In [None]:
import matplotlib.pyplot as plt
import numpy as np
import pandas as pd
import seaborn as sns
from sklearn.decomposition import PCA, KernelPCA

sns.set_theme()

In [None]:
X_train = pd.read_csv("../data/train_values.csv")
y_train = pd.read_csv("../data/train_labels.csv")

In [None]:
geo_cols = [col for col in X_train.columns if col.startswith("geo")]
X_geo = X_train[geo_cols]
print(X_geo.columns)

geo_level_1: district  
geo_level_2: municipality  
geo_level_3: ward

In [None]:
for column in geo_cols:
    print(np.unique(X_geo[column]))

There are 31 districts, 1428 municipalities and 12567 wards.
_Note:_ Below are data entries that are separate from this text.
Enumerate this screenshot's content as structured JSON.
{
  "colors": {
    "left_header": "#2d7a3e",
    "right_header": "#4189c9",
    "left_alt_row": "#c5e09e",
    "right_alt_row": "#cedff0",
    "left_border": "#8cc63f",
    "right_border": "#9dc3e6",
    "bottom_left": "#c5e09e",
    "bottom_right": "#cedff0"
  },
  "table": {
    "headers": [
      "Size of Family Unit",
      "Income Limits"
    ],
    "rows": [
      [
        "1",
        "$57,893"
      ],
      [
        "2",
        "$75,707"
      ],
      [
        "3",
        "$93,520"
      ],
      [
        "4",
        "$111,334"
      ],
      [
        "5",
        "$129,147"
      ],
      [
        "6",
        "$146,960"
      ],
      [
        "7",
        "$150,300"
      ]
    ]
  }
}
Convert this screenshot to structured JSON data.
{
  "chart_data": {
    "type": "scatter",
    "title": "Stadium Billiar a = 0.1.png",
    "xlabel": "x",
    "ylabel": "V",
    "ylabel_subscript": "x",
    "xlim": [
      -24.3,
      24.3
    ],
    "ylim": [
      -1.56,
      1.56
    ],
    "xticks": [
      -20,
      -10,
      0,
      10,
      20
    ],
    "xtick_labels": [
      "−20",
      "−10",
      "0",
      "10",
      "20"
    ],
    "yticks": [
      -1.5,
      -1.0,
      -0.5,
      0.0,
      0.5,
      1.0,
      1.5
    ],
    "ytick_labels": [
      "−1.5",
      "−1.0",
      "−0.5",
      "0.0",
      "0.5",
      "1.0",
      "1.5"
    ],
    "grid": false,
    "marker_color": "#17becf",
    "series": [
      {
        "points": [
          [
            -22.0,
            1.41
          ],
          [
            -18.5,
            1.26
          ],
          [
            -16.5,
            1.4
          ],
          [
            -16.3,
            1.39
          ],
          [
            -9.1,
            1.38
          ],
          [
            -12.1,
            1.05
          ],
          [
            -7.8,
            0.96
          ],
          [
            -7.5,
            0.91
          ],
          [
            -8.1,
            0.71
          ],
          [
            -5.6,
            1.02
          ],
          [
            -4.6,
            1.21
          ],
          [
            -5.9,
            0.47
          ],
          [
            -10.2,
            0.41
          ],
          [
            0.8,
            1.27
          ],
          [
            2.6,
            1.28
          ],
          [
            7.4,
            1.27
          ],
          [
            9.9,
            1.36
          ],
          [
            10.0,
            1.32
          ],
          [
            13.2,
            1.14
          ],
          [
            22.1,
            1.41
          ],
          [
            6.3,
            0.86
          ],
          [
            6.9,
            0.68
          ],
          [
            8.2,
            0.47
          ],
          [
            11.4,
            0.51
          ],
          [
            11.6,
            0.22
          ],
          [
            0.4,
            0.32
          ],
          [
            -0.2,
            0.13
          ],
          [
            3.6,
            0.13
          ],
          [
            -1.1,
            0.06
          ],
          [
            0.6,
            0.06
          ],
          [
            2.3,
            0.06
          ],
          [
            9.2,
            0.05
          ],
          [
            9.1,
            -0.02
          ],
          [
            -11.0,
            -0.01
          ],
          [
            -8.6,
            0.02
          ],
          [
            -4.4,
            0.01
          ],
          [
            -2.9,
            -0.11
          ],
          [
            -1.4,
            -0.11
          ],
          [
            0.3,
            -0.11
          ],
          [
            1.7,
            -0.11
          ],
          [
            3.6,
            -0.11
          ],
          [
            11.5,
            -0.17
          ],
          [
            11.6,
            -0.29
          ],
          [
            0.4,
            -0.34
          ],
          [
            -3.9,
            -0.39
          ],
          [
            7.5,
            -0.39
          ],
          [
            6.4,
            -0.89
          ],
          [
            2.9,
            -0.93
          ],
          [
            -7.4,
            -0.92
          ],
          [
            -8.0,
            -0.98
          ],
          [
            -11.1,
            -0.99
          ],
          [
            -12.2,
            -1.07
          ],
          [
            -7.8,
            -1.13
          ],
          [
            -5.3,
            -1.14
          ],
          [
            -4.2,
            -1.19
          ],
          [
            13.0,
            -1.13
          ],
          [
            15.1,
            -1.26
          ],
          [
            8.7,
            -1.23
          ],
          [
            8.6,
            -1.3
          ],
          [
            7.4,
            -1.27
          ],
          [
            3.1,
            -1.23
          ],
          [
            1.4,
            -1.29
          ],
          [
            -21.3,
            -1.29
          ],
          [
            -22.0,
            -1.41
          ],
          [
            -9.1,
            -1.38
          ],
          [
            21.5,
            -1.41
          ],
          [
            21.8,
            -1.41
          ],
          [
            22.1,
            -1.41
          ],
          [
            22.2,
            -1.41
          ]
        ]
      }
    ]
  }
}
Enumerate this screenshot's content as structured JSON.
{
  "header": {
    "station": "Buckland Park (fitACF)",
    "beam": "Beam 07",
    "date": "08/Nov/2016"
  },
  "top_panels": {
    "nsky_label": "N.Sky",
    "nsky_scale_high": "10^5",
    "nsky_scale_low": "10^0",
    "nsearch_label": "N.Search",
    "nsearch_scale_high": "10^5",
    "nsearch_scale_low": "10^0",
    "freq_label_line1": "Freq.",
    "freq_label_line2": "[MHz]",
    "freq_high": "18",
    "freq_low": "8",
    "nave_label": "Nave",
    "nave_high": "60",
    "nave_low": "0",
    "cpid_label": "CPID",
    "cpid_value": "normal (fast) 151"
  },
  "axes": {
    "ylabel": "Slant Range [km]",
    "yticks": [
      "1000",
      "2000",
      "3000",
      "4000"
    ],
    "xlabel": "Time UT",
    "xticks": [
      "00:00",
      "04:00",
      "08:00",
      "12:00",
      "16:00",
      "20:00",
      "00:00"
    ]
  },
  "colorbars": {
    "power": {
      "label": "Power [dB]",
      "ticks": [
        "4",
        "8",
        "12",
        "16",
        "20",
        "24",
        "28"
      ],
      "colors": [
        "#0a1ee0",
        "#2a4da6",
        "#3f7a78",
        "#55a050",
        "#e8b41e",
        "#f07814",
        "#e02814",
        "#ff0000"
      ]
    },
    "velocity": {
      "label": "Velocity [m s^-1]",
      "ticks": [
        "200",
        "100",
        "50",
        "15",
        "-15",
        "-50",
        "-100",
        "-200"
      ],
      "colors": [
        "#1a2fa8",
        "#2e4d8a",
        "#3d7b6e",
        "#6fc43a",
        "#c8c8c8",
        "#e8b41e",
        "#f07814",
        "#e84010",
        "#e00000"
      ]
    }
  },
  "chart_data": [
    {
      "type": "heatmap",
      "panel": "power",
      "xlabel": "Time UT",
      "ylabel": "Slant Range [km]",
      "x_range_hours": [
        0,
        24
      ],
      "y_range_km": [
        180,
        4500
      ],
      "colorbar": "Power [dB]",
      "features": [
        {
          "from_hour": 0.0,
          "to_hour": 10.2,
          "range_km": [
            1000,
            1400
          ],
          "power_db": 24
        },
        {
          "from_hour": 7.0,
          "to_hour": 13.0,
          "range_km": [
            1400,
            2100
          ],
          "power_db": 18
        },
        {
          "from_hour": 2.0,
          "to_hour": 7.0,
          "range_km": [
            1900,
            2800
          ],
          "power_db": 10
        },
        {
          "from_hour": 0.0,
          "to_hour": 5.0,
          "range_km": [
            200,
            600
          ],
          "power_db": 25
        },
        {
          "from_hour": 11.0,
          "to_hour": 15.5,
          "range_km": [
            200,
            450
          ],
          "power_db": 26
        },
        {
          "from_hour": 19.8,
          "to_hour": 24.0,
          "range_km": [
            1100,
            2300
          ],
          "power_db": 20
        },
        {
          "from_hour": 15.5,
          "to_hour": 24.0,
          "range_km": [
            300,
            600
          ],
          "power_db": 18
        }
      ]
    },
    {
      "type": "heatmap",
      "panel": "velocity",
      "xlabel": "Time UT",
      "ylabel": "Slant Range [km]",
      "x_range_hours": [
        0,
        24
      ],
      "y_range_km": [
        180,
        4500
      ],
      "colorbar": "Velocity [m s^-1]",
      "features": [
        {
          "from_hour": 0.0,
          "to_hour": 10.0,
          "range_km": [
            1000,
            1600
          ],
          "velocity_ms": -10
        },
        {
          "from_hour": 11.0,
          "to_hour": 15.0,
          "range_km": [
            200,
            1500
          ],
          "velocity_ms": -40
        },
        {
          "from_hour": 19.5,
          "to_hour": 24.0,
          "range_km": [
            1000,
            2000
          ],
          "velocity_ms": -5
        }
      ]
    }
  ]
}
### Dimensionality Reduction with PCA

In [None]:
x_new = PCA(n_components=2).fit_transform(X_geo)
plt.scatter(x_new[:, 0], x_new[:, 1], s=1, c=y_train["damage_grade"])
plt.xlabel("PC1")
plt.ylabel("PC2")
plt.show()

Dimensionality reduction from 3 to 2 with PCA did not lead to any structure being shown in the scatterplot.

In [None]:
total_rows = X_geo.shape[0]
fraction_size = int(total_rows * 0.2)
X_geo_fraction = X_geo[0:fraction_size]
y_train_fraction = y_train[0:fraction_size]
x_new = KernelPCA(n_components=2, kernel="rbf").fit_transform(X_geo_fraction)
plt.scatter(x_new[:, 0], x_new[:, 1], s=5, c=y_train_fraction["damage_grade"])
plt.xlabel("PC1")
plt.ylabel("PC2")
plt.show()

Kernel PCA initially failed with a memory error so I reduced the dataset to 20% of the data. I tried out the kernel methods sigmoid, cosine, poly and rbf to see if one of those could transform the three clumns to two in a way that showed a meaningful representation in regard to the target variable, but this was not the case

### Check feature selection

In [None]:
from sklearn.feature_selection import mutual_info_classif

mutual_info_classif(X_geo, y_train["damage_grade"])

The 3rd level of geo_ids (ward) has the highest mutual information score.

In [None]:
for column in X_geo:
    print(X_geo[column].value_counts().describe())

There are 31 district. The most frequent district occurs 24381 times, the least frequent district 265 times.  
The 1414 municipalities occur between 1 and 4038 times. The 11595 wards occurs between 1 and 615 times.  
Therefore for feature selection, just using the ward might be too finegranular.